Tree-NeRV: A Tree-Structured Neural Representation for Efficient Non-Uniform Video Encoding
Jiancheng Zhao, Yifan Zhan, Qingtian Zhu, Mingze Ma, Muyao Niu, Zunian Wan, Xiang Ji, Yinqiang Zheng
TL;DR
Tree-NeRV tackles the inefficiency of uniform temporal sampling in implicit neural video representations by introducing a Binary Search Tree (BST)-based tree-structured feature grid that enables non-uniform, adaptive sampling along the video timeline. An optimization-driven training strategy grows the tree to allocate more samples to high-variation regions, while AVL balancing maintains efficient queries. The method couples a BST-based time embedding with cascaded NeRV blocks, achieving state-of-the-art reconstruction quality and competitive RD performance across standard datasets, along with faster encoding/decoding relative to several baselines. Empirically, Tree-NeRV delivers notable PSNR gains, aligns sampling with temporal dynamics, and maintains practical encoding/decoding efficiency, with potential for further improvements via pruning strategies in future work.
Abstract
Implicit Neural Representations for Videos (NeRV) have emerged as a powerful paradigm for video representation, enabling direct mappings from frame indices to video frames. However, existing NeRV-based methods do not fully exploit temporal redundancy, as they rely on uniform sampling along the temporal axis, leading to suboptimal rate-distortion (RD) performance.

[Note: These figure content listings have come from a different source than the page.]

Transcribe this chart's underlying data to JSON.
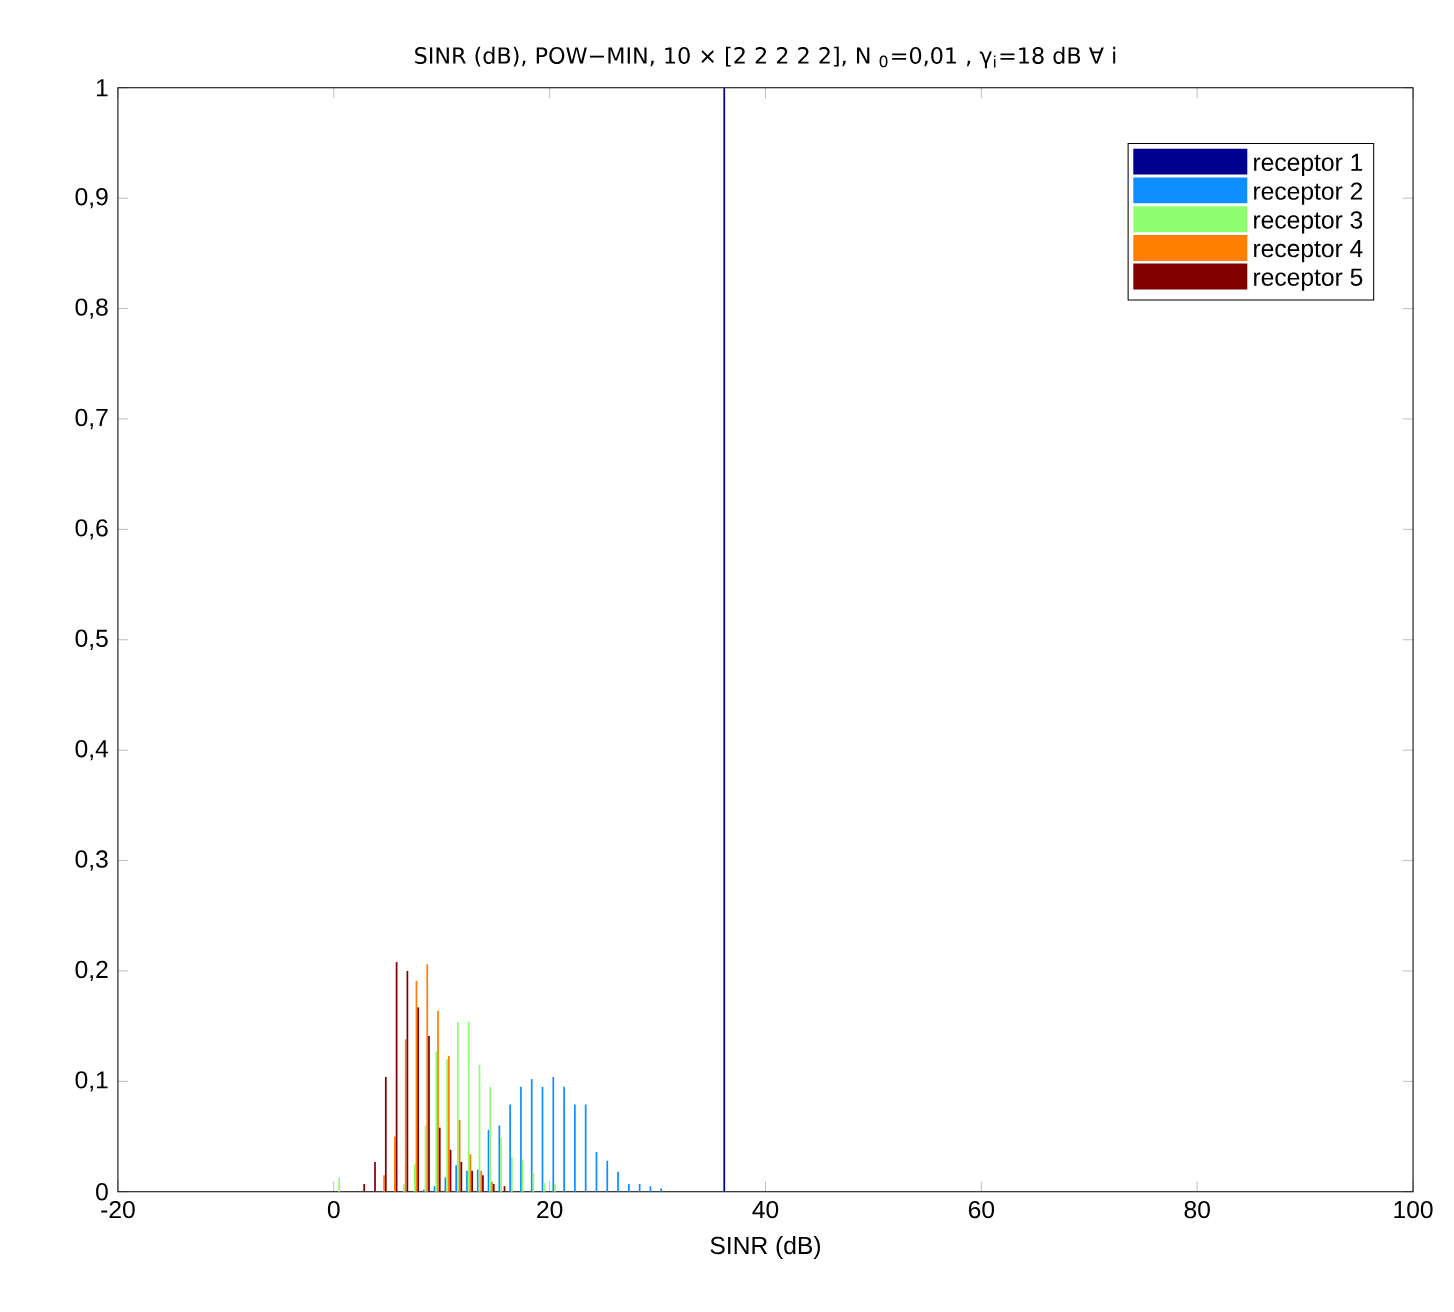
{
  "chart_data": {
    "type": "bar",
    "title": "SINR (dB), POW−MIN, 10 × [2 2 2 2 2], N $_{0}$=0,01 , γ$_{i}$=18 dB ∀ i",
    "xlabel": "SINR (dB)",
    "x": [
      0.5,
      1.5,
      2.5,
      3.5,
      4.5,
      5.5,
      6.5,
      7.5,
      8.5,
      9.5,
      10.5,
      11.5,
      12.5,
      13.5,
      14.5,
      15.5,
      16.5,
      17.5,
      18.5,
      19.5,
      20.5,
      21.5,
      22.5,
      23.5,
      24.5,
      25.5,
      26.5,
      27.5,
      28.5,
      29.5,
      30.5,
      31.5,
      32.5,
      33.5,
      34.5,
      35.5,
      36.5,
      37.5,
      38.5,
      39.5,
      40.5,
      41.5,
      42.5,
      43.5,
      44.5,
      45.5,
      46.5,
      47.5,
      48.5,
      49.5,
      50.5,
      51.5,
      52.5,
      53.5,
      54.5,
      55.5,
      56.5,
      57.5,
      58.5,
      59.5,
      60.5,
      61.5,
      62.5,
      63.5,
      64.5,
      65.5,
      66.5,
      67.5,
      68.5,
      69.5,
      70.5,
      71.5,
      72.5,
      73.5,
      74.5,
      75.5,
      76.5,
      77.5,
      78.5,
      79.5,
      80.5,
      81.5,
      82.5,
      83.5,
      84.5,
      85.5,
      86.5,
      87.5,
      88.5,
      89.5,
      90.5
    ],
    "series": [
      {
        "name": "receptor 1",
        "color": "#00008f",
        "values": [
          0,
          0,
          0,
          0,
          0,
          0,
          0,
          0,
          0,
          0,
          0,
          0,
          0,
          0,
          0,
          0,
          0,
          0,
          0,
          0,
          0,
          0,
          0,
          0,
          0,
          0,
          0,
          0,
          0,
          0,
          0,
          0,
          0,
          0,
          0,
          0,
          1,
          0,
          0,
          0,
          0,
          0,
          0,
          0,
          0,
          0,
          0,
          0,
          0,
          0,
          0,
          0,
          0,
          0,
          0,
          0,
          0,
          0,
          0,
          0,
          0,
          0,
          0,
          0,
          0,
          0,
          0,
          0,
          0,
          0,
          0,
          0,
          0,
          0,
          0,
          0,
          0,
          0,
          0,
          0,
          0,
          0,
          0,
          0,
          0,
          0,
          0,
          0,
          0,
          0,
          0
        ]
      },
      {
        "name": "receptor 2",
        "color": "#0f8fff",
        "values": [
          0,
          0,
          0,
          0,
          0,
          0,
          0,
          0,
          0.002,
          0.005,
          0.013,
          0.024,
          0.019,
          0.02,
          0.056,
          0.06,
          0.079,
          0.095,
          0.102,
          0.095,
          0.104,
          0.095,
          0.079,
          0.079,
          0.036,
          0.028,
          0.018,
          0.007,
          0.007,
          0.005,
          0.003,
          0,
          0,
          0,
          0,
          0,
          0,
          0,
          0,
          0,
          0,
          0,
          0,
          0,
          0,
          0,
          0,
          0,
          0,
          0,
          0,
          0,
          0,
          0,
          0,
          0,
          0,
          0,
          0,
          0,
          0,
          0,
          0,
          0,
          0,
          0,
          0,
          0,
          0,
          0,
          0,
          0,
          0,
          0,
          0,
          0,
          0,
          0,
          0,
          0,
          0,
          0,
          0,
          0,
          0,
          0,
          0,
          0,
          0,
          0,
          0
        ]
      },
      {
        "name": "receptor 3",
        "color": "#8fff70",
        "values": [
          0.013,
          0,
          0,
          0,
          0,
          0,
          0.007,
          0.025,
          0.06,
          0.127,
          0.12,
          0.154,
          0.154,
          0.115,
          0.095,
          0.049,
          0.031,
          0.029,
          0.017,
          0.008,
          0.007,
          0,
          0,
          0,
          0,
          0,
          0,
          0,
          0,
          0,
          0,
          0,
          0,
          0,
          0,
          0,
          0,
          0,
          0,
          0,
          0,
          0,
          0,
          0,
          0,
          0,
          0,
          0,
          0,
          0,
          0,
          0,
          0,
          0,
          0,
          0,
          0,
          0,
          0,
          0,
          0,
          0,
          0,
          0,
          0,
          0,
          0,
          0,
          0,
          0,
          0,
          0,
          0,
          0,
          0,
          0,
          0,
          0,
          0,
          0,
          0,
          0,
          0,
          0,
          0,
          0,
          0,
          0,
          0,
          0,
          0
        ]
      },
      {
        "name": "receptor 4",
        "color": "#ff7f00",
        "values": [
          0,
          0,
          0,
          0,
          0.015,
          0.05,
          0.138,
          0.191,
          0.206,
          0.164,
          0.123,
          0.065,
          0.034,
          0.019,
          0.009,
          0,
          0,
          0,
          0,
          0,
          0,
          0,
          0,
          0,
          0,
          0,
          0,
          0,
          0,
          0,
          0,
          0,
          0,
          0,
          0,
          0,
          0,
          0,
          0,
          0,
          0,
          0,
          0,
          0,
          0,
          0,
          0,
          0,
          0,
          0,
          0,
          0,
          0,
          0,
          0,
          0,
          0,
          0,
          0,
          0,
          0,
          0,
          0,
          0,
          0,
          0,
          0,
          0,
          0,
          0,
          0,
          0,
          0,
          0,
          0,
          0,
          0,
          0,
          0,
          0,
          0,
          0,
          0,
          0,
          0,
          0,
          0,
          0,
          0,
          0,
          0
        ]
      },
      {
        "name": "receptor 5",
        "color": "#800000",
        "values": [
          0,
          0,
          0.007,
          0.027,
          0.104,
          0.208,
          0.2,
          0.167,
          0.141,
          0.058,
          0.038,
          0.027,
          0.019,
          0.015,
          0.007,
          0.005,
          0,
          0,
          0,
          0,
          0,
          0,
          0,
          0,
          0,
          0,
          0,
          0,
          0,
          0,
          0,
          0,
          0,
          0,
          0,
          0,
          0,
          0,
          0,
          0,
          0,
          0,
          0,
          0,
          0,
          0,
          0,
          0,
          0,
          0,
          0,
          0,
          0,
          0,
          0,
          0,
          0,
          0,
          0,
          0,
          0,
          0,
          0,
          0,
          0,
          0,
          0,
          0,
          0,
          0,
          0,
          0,
          0,
          0,
          0,
          0,
          0,
          0,
          0,
          0,
          0,
          0,
          0,
          0,
          0,
          0,
          0,
          0,
          0,
          0,
          0
        ]
      }
    ],
    "xlim": [
      -20,
      100
    ],
    "xticks": [
      -20,
      0,
      20,
      40,
      60,
      80,
      100
    ],
    "ylim": [
      0,
      1
    ],
    "yticks": [
      0,
      {
        "value": 0.1,
        "label": "0,1"
      },
      {
        "value": 0.2,
        "label": "0,2"
      },
      {
        "value": 0.3,
        "label": "0,3"
      },
      {
        "value": 0.4,
        "label": "0,4"
      },
      {
        "value": 0.5,
        "label": "0,5"
      },
      {
        "value": 0.6,
        "label": "0,6"
      },
      {
        "value": 0.7,
        "label": "0,7"
      },
      {
        "value": 0.8,
        "label": "0,8"
      },
      {
        "value": 0.9,
        "label": "0,9"
      },
      1
    ],
    "legend": "top right"
  }
}
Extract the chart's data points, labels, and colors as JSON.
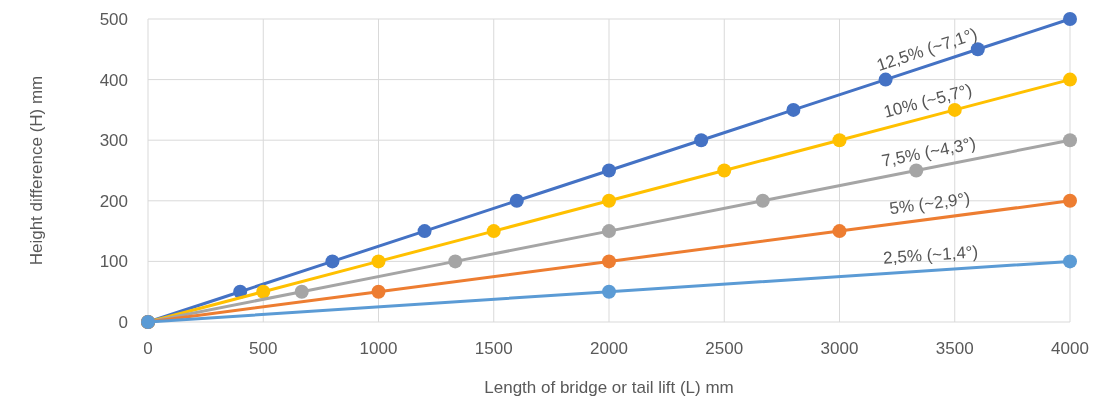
{
  "chart_data": {
    "type": "line",
    "xlabel": "Length of bridge or tail lift (L) mm",
    "ylabel": "Height difference (H) mm",
    "xlim": [
      0,
      4000
    ],
    "xticks": [
      0,
      500,
      1000,
      1500,
      2000,
      2500,
      3000,
      3500,
      4000
    ],
    "ylim": [
      0,
      500
    ],
    "yticks": [
      0,
      100,
      200,
      300,
      400,
      500
    ],
    "grid": true,
    "marker": "circle",
    "line_style": "solid",
    "series": [
      {
        "name": "12,5% (~7,1°)",
        "color": "#4472c4",
        "x": [
          0,
          400,
          800,
          1200,
          1600,
          2000,
          2400,
          2800,
          3200,
          3600,
          4000
        ],
        "values": [
          0,
          50,
          100,
          150,
          200,
          250,
          300,
          350,
          400,
          450,
          500
        ]
      },
      {
        "name": "10% (~5,7°)",
        "color": "#ffc000",
        "x": [
          0,
          500,
          1000,
          1500,
          2000,
          2500,
          3000,
          3500,
          4000
        ],
        "values": [
          0,
          50,
          100,
          150,
          200,
          250,
          300,
          350,
          400
        ]
      },
      {
        "name": "7,5% (~4,3°)",
        "color": "#a5a5a5",
        "x": [
          0,
          667,
          1333,
          2000,
          2667,
          3333,
          4000
        ],
        "values": [
          0,
          50,
          100,
          150,
          200,
          250,
          300
        ]
      },
      {
        "name": "5% (~2,9°)",
        "color": "#ed7d31",
        "x": [
          0,
          1000,
          2000,
          3000,
          4000
        ],
        "values": [
          0,
          50,
          100,
          150,
          200
        ]
      },
      {
        "name": "2,5% (~1,4°)",
        "color": "#5b9bd5",
        "x": [
          0,
          2000,
          4000
        ],
        "values": [
          0,
          50,
          100
        ]
      }
    ]
  }
}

To address this limitation, we propose Tree-NeRV, a novel tree-structured feature representation for efficient and adaptive video encoding. Unlike conventional approaches, Tree-NeRV organizes feature representations within a Binary Search Tree (BST), enabling non-uniform sampling along the temporal axis. Additionally, we introduce an optimization-driven sampling strategy, dynamically allocating higher sampling density to regions with greater temporal variation. Extensive experiments demonstrate that Tree-NeRV achieves superior compression efficiency and reconstruction quality, outperforming prior uniform sampling-based methods. Code will be released.